“Hoje eu me sinto mulher: deputada Nicole”: Justiça condena deputado mineiro a pagar R$ 200 mil por discurso transfóbico
Deputado ironizou a comunidade ao usar peruca loira em discurso na tribuna da Câmara Federal

Luciano Meira
A Justiça do Distrito Federal condenou o deputado federal Nikolas Ferreira (PL-MG) a pagar R$ 200 mil por danos morais coletivos, em ação apresentada pela Associação Brasileira de Famílias Homotransafetivas. A decisão foi baseada no entendimento de que o parlamentar fez um discurso transfóbico na Câmara dos Deputados em 2023.“Considero alto o grau de reprovabilidade social da conduta, na medida em que o requerido ocupa cargo político que lhe exige reverência aos pilares do Estado Democrático de Direito ainda maior do que a que se espera de outros cidadãos”, afirmou a juíza responsável.
No entendimento da juíza Priscila Faria da Silva, as falas do deputado não são protegidas pela imunidade parlamentar, pois caracterizam discurso de ódio ao depreciar a identidade de gênero assumida pela população transsexual e tentar inspirar a sociedade a fazer o mesmo.
“Ainda que os parlamentares tenham ampla liberdade para defender, durante a legislatura, a ideologia com a qual compactuam, não se pode admitir que descurem dos vetores fundamentais da República, dentre os quais está a dignidade da pessoa humana, e menos ainda que incorram em discurso de ódio”, afirmou.
Pela decisão da 12ª Vara Cível de Brasília, o valor da condenação judicial deverá ser revertido ao Fundo de Defesa de Direitos Difusos. A decisão não é definitiva, cabendo recurso contra a condenação.As declarações que geraram a condenação foram feitas em 8 de março de 2023. Na ocasião, usando uma peruca loira, o deputado federal utilizou a tribuna da Câmara dos Deputados para discursar sobre o Dia Internacional da Mulher. Segundo ele, a esquerda queria impedi-lo de se pronunciar “por não estar em seu local de fala” e disse que solucionaria o problema, porque “hoje eu me sinto mulher: deputada Nicole”.

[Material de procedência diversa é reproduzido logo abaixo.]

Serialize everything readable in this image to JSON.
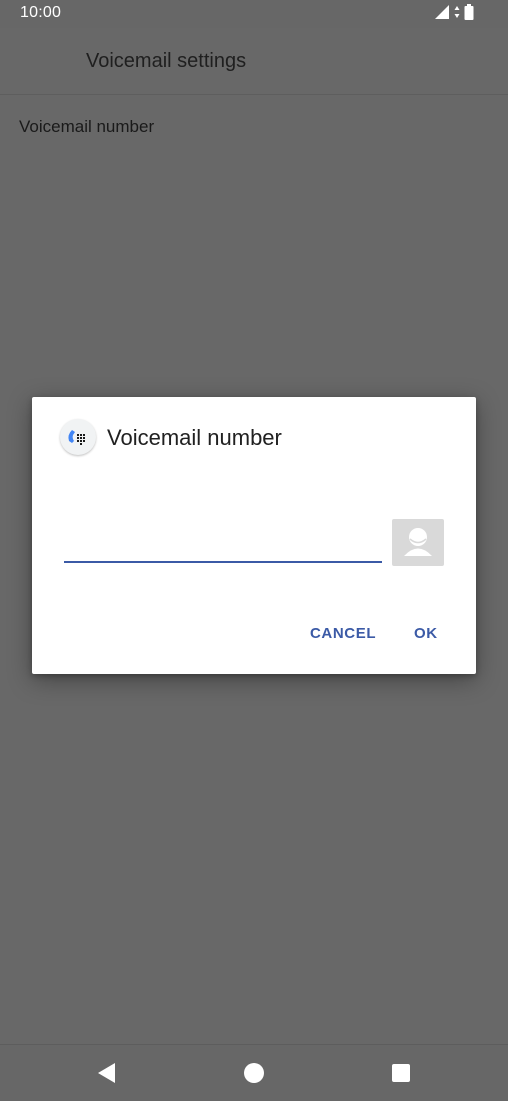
{
  "status_bar": {
    "time": "10:00",
    "icons": [
      "signal-icon",
      "data-arrows-icon",
      "battery-icon"
    ]
  },
  "app_bar": {
    "title": "Voicemail settings"
  },
  "preferences": {
    "voicemail_number_label": "Voicemail number"
  },
  "dialog": {
    "icon": "phone-dialpad-icon",
    "title": "Voicemail number",
    "input_value": "",
    "contact_picker_icon": "contact-icon",
    "cancel_label": "CANCEL",
    "ok_label": "OK"
  },
  "nav_bar": {
    "icons": [
      "back-icon",
      "home-icon",
      "recents-icon"
    ]
  },
  "colors": {
    "accent": "#3b5aa6",
    "scrim": "#686868",
    "dialog_bg": "#ffffff"
  }
}
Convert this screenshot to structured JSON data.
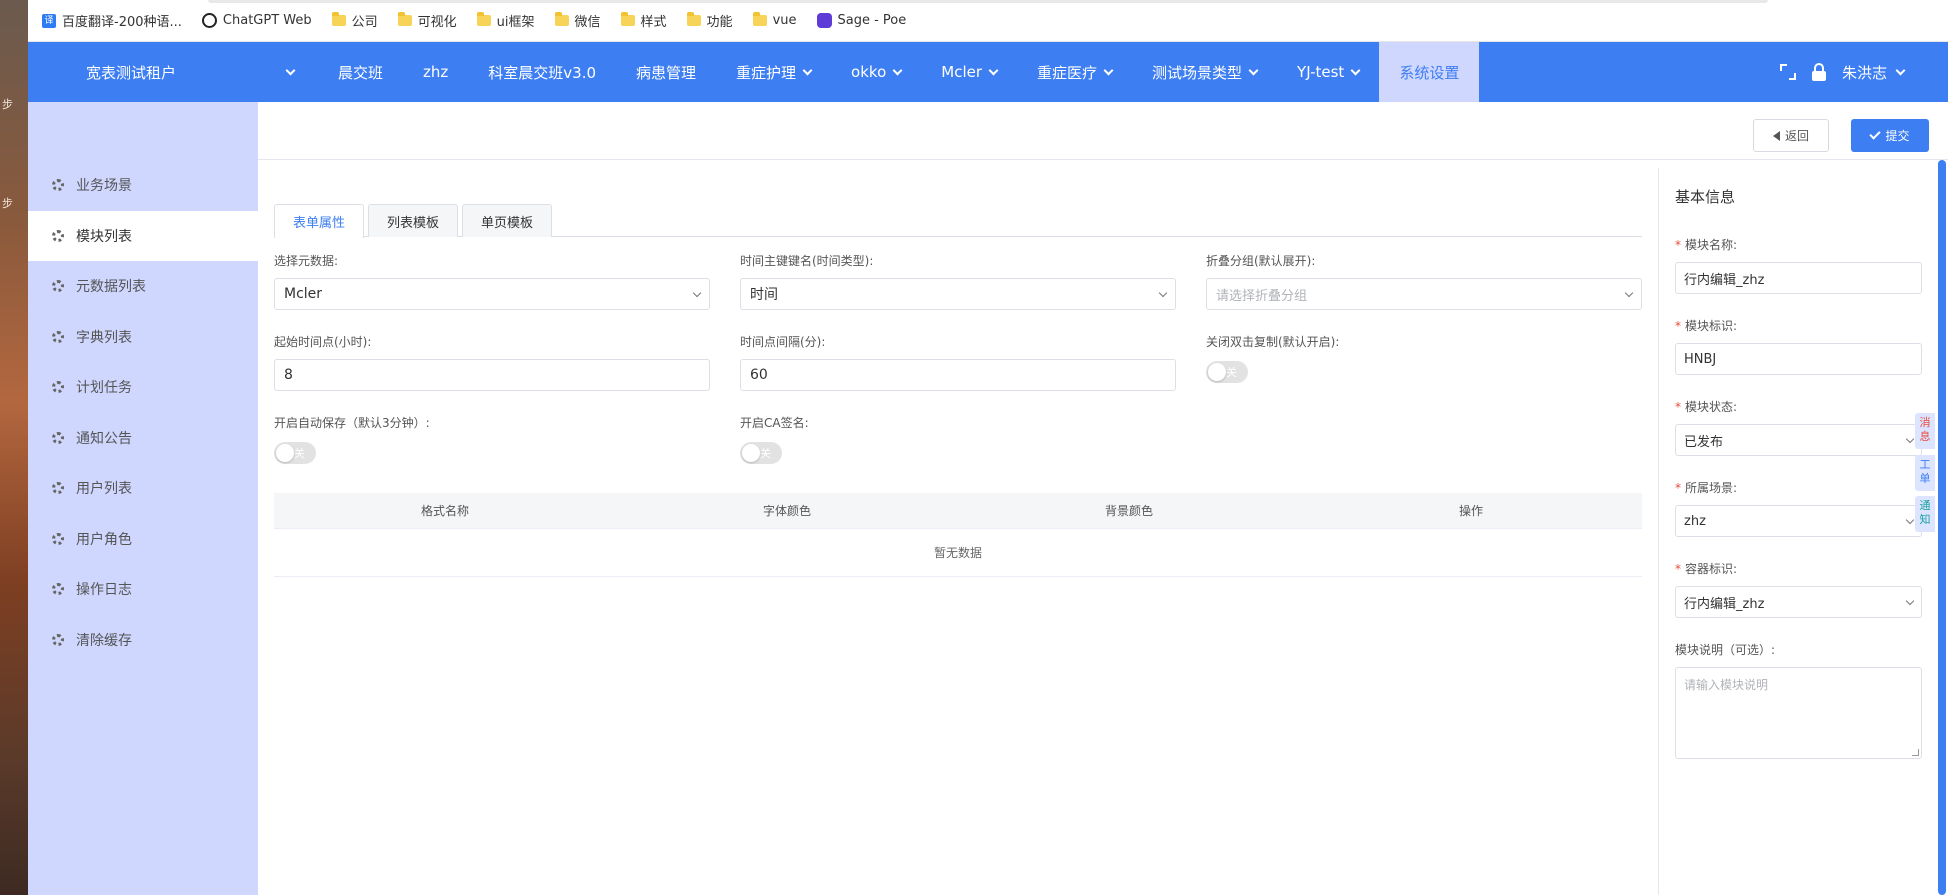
{
  "bookmarks": [
    {
      "label": "百度翻译-200种语...",
      "icon": "translate-icon"
    },
    {
      "label": "ChatGPT Web",
      "icon": "chatgpt-icon"
    },
    {
      "label": "公司",
      "icon": "folder-icon"
    },
    {
      "label": "可视化",
      "icon": "folder-icon"
    },
    {
      "label": "ui框架",
      "icon": "folder-icon"
    },
    {
      "label": "微信",
      "icon": "folder-icon"
    },
    {
      "label": "样式",
      "icon": "folder-icon"
    },
    {
      "label": "功能",
      "icon": "folder-icon"
    },
    {
      "label": "vue",
      "icon": "folder-icon"
    },
    {
      "label": "Sage - Poe",
      "icon": "poe-icon"
    }
  ],
  "topnav": {
    "tenant": "宽表测试租户",
    "items": [
      {
        "label": "晨交班",
        "dropdown": false
      },
      {
        "label": "zhz",
        "dropdown": false
      },
      {
        "label": "科室晨交班v3.0",
        "dropdown": false
      },
      {
        "label": "病患管理",
        "dropdown": false
      },
      {
        "label": "重症护理",
        "dropdown": true
      },
      {
        "label": "okko",
        "dropdown": true
      },
      {
        "label": "Mcler",
        "dropdown": true
      },
      {
        "label": "重症医疗",
        "dropdown": true
      },
      {
        "label": "测试场景类型",
        "dropdown": true
      },
      {
        "label": "YJ-test",
        "dropdown": true
      },
      {
        "label": "系统设置",
        "dropdown": false,
        "active": true
      }
    ],
    "user": "朱洪志"
  },
  "sidebar": {
    "items": [
      {
        "label": "业务场景"
      },
      {
        "label": "模块列表",
        "active": true
      },
      {
        "label": "元数据列表"
      },
      {
        "label": "字典列表"
      },
      {
        "label": "计划任务"
      },
      {
        "label": "通知公告"
      },
      {
        "label": "用户列表"
      },
      {
        "label": "用户角色"
      },
      {
        "label": "操作日志"
      },
      {
        "label": "清除缓存"
      }
    ]
  },
  "actions": {
    "back": "返回",
    "submit": "提交"
  },
  "tabs": [
    "表单属性",
    "列表模板",
    "单页模板"
  ],
  "form": {
    "metadata": {
      "label": "选择元数据:",
      "value": "Mcler"
    },
    "time_key": {
      "label": "时间主键键名(时间类型):",
      "value": "时间"
    },
    "fold_group": {
      "label": "折叠分组(默认展开):",
      "placeholder": "请选择折叠分组"
    },
    "start_hour": {
      "label": "起始时间点(小时):",
      "value": "8"
    },
    "interval": {
      "label": "时间点间隔(分):",
      "value": "60"
    },
    "dblclick_copy": {
      "label": "关闭双击复制(默认开启):",
      "state": "关"
    },
    "autosave": {
      "label": "开启自动保存（默认3分钟）:",
      "state": "关"
    },
    "ca_sign": {
      "label": "开启CA签名:",
      "state": "关"
    }
  },
  "table": {
    "headers": [
      "格式名称",
      "字体颜色",
      "背景颜色",
      "操作"
    ],
    "empty": "暂无数据"
  },
  "right_panel": {
    "title": "基本信息",
    "module_name": {
      "label": "模块名称:",
      "value": "行内编辑_zhz"
    },
    "module_id": {
      "label": "模块标识:",
      "value": "HNBJ"
    },
    "module_status": {
      "label": "模块状态:",
      "value": "已发布"
    },
    "scene": {
      "label": "所属场景:",
      "value": "zhz"
    },
    "container": {
      "label": "容器标识:",
      "value": "行内编辑_zhz"
    },
    "desc": {
      "label": "模块说明（可选）:",
      "placeholder": "请输入模块说明"
    }
  },
  "float_tabs": [
    "消息",
    "工单",
    "通知"
  ],
  "colors": {
    "primary": "#3d7ef2",
    "sidebar_bg": "#cfd7ff",
    "required": "#e74c3c"
  }
}
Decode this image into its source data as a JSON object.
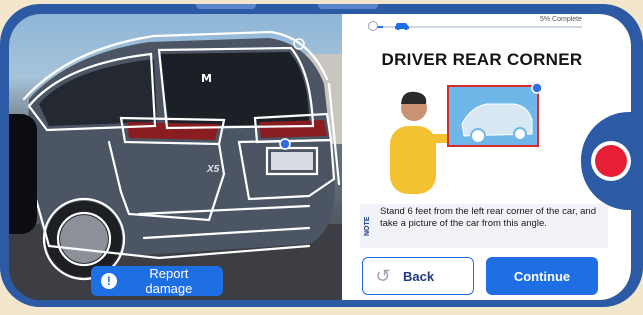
{
  "progress": {
    "label": "5% Complete",
    "value": 0.05
  },
  "step": {
    "title": "DRIVER REAR CORNER"
  },
  "camera": {
    "badge_model": "X5",
    "report_label": "Report damage"
  },
  "note": {
    "label": "NOTE",
    "text": "Stand 6 feet from the left rear corner of the car, and take a picture of the car from this angle."
  },
  "actions": {
    "back_label": "Back",
    "continue_label": "Continue"
  },
  "icons": {
    "report": "alert-icon",
    "back": "undo-icon",
    "progress_car": "car-icon",
    "shutter": "shutter-icon"
  },
  "colors": {
    "accent": "#1f6fe4",
    "frame": "#2d5aa5",
    "shutter": "#e61e36",
    "background": "#f2e7cc"
  }
}
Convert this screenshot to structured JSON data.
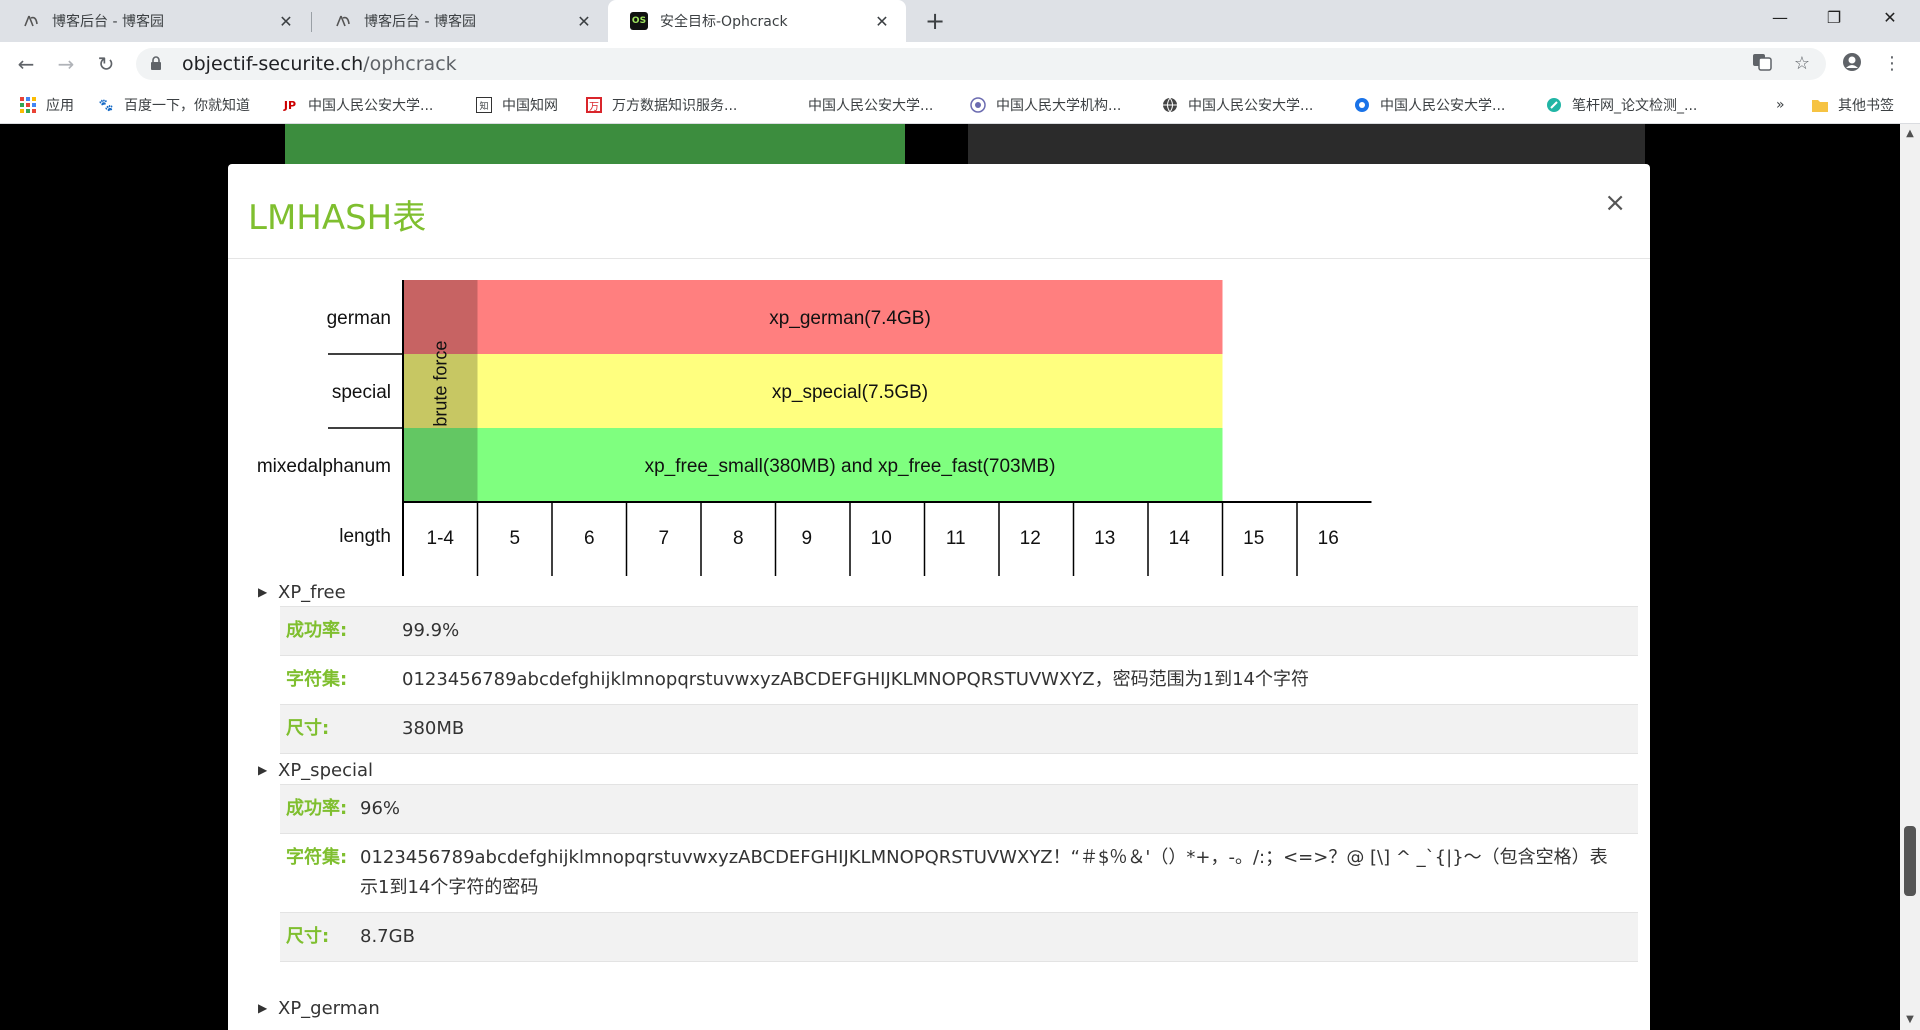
{
  "browser": {
    "tabs": [
      {
        "label": "博客后台 - 博客园",
        "icon": "cnblogs-icon"
      },
      {
        "label": "博客后台 - 博客园",
        "icon": "cnblogs-icon"
      },
      {
        "label": "安全目标-Ophcrack",
        "icon": "os-icon",
        "icon_text": "OS"
      }
    ],
    "url_host": "objectif-securite.ch",
    "url_path": "/ophcrack",
    "bookmarks": [
      "应用",
      "百度一下，你就知道",
      "中国人民公安大学...",
      "中国知网",
      "万方数据知识服务...",
      "中国人民公安大学...",
      "中国人民大学机构...",
      "中国人民公安大学...",
      "中国人民公安大学...",
      "笔杆网_论文检测_..."
    ],
    "bookmarks_overflow": "»",
    "other_bookmarks": "其他书签"
  },
  "modal": {
    "title": "LMHASH表",
    "close": "×"
  },
  "chart_data": {
    "type": "table",
    "rows": [
      {
        "label": "german",
        "table": "xp_german(7.4GB)",
        "color": "#ff7f7f"
      },
      {
        "label": "special",
        "table": "xp_special(7.5GB)",
        "color": "#ffff7f"
      },
      {
        "label": "mixedalphanum",
        "table": "xp_free_small(380MB) and xp_free_fast(703MB)",
        "color": "#7fff7f"
      }
    ],
    "brute_force_label": "brute force",
    "length_label": "length",
    "lengths": [
      "1-4",
      "5",
      "6",
      "7",
      "8",
      "9",
      "10",
      "11",
      "12",
      "13",
      "14",
      "15",
      "16"
    ],
    "covered_up_to": "14"
  },
  "sections": [
    {
      "name": "XP_free",
      "rows": [
        {
          "key": "成功率:",
          "value": "99.9%"
        },
        {
          "key": "字符集:",
          "value": "0123456789abcdefghijklmnopqrstuvwxyzABCDEFGHIJKLMNOPQRSTUVWXYZ，密码范围为1到14个字符"
        },
        {
          "key": "尺寸:",
          "value": "380MB"
        }
      ]
    },
    {
      "name": "XP_special",
      "rows": [
        {
          "key": "成功率:",
          "value": "96%"
        },
        {
          "key": "字符集:",
          "value": "0123456789abcdefghijklmnopqrstuvwxyzABCDEFGHIJKLMNOPQRSTUVWXYZ！“＃$％＆'（）*+，-。/:；<=>？@ [\\] ^ _`{|}〜（包含空格）表示1到14个字符的密码"
        },
        {
          "key": "尺寸:",
          "value": "8.7GB"
        }
      ]
    },
    {
      "name": "XP_german",
      "rows": []
    }
  ]
}
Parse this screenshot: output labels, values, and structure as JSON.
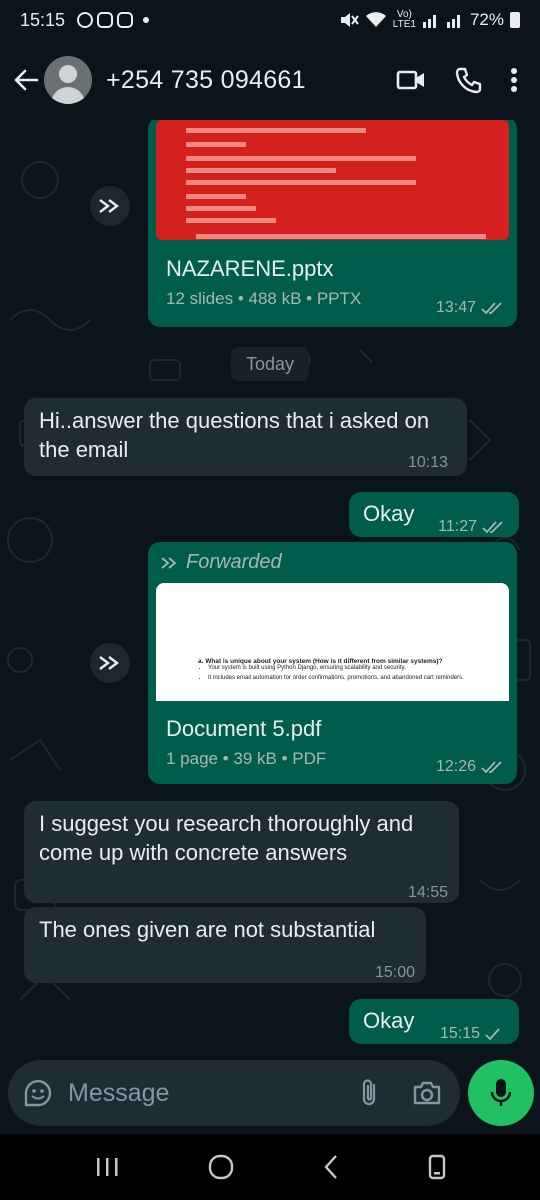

O deputado seguiu dizendo na tribuna: “As mulheres estão perdendo seu espaço para homens que se sentem mulheres. Para vocês terem ideia do perigo de tudo isso, eles estão querendo impor uma realidade que não é a realidade”.
Sem contextualização, as falas e a peruca loira do deputado poderiam ser ignoradas. Porém, a magistrada as entendeu como o que de fato são: caracterizadores de discurso transfóbico.
“A ausência de termos explicitamente ofensivos não desnatura o cunho discriminatório do discurso, evidenciado desde a utilização de uma peruca para escarnecer a transição de gênero pela qual passam os indivíduos transsexuais até a propagação da ideia de que a existência de mulheres trans põe em risco direitos como a segurança e a liberdade de mulheres cisgênero”, afirmou Priscila Faria da Silva.
Como era de se esperar, em uma rede social, Nikolas afirmou que a Constituição lhe garante “imunidade parlamentar para opiniões, palavras e votos” e que irá recorrer da decisão. “Meu crime? Usar uma peruca e denunciar a tirania de ativistas LGBT – que me dão razão mais uma vez”, afirmou.
A defesa de Nikolas alegou que a manifestação do deputado estaria amparada pela imunidade parlamentar e que o texto constitucional permite que os parlamentares se expressem de forma livre, não necessariamente formal, e inclusive por meio de gestos e apetrechos, se assim desejarem. Esse argumento, no entanto, não foi acatado pela magistrada.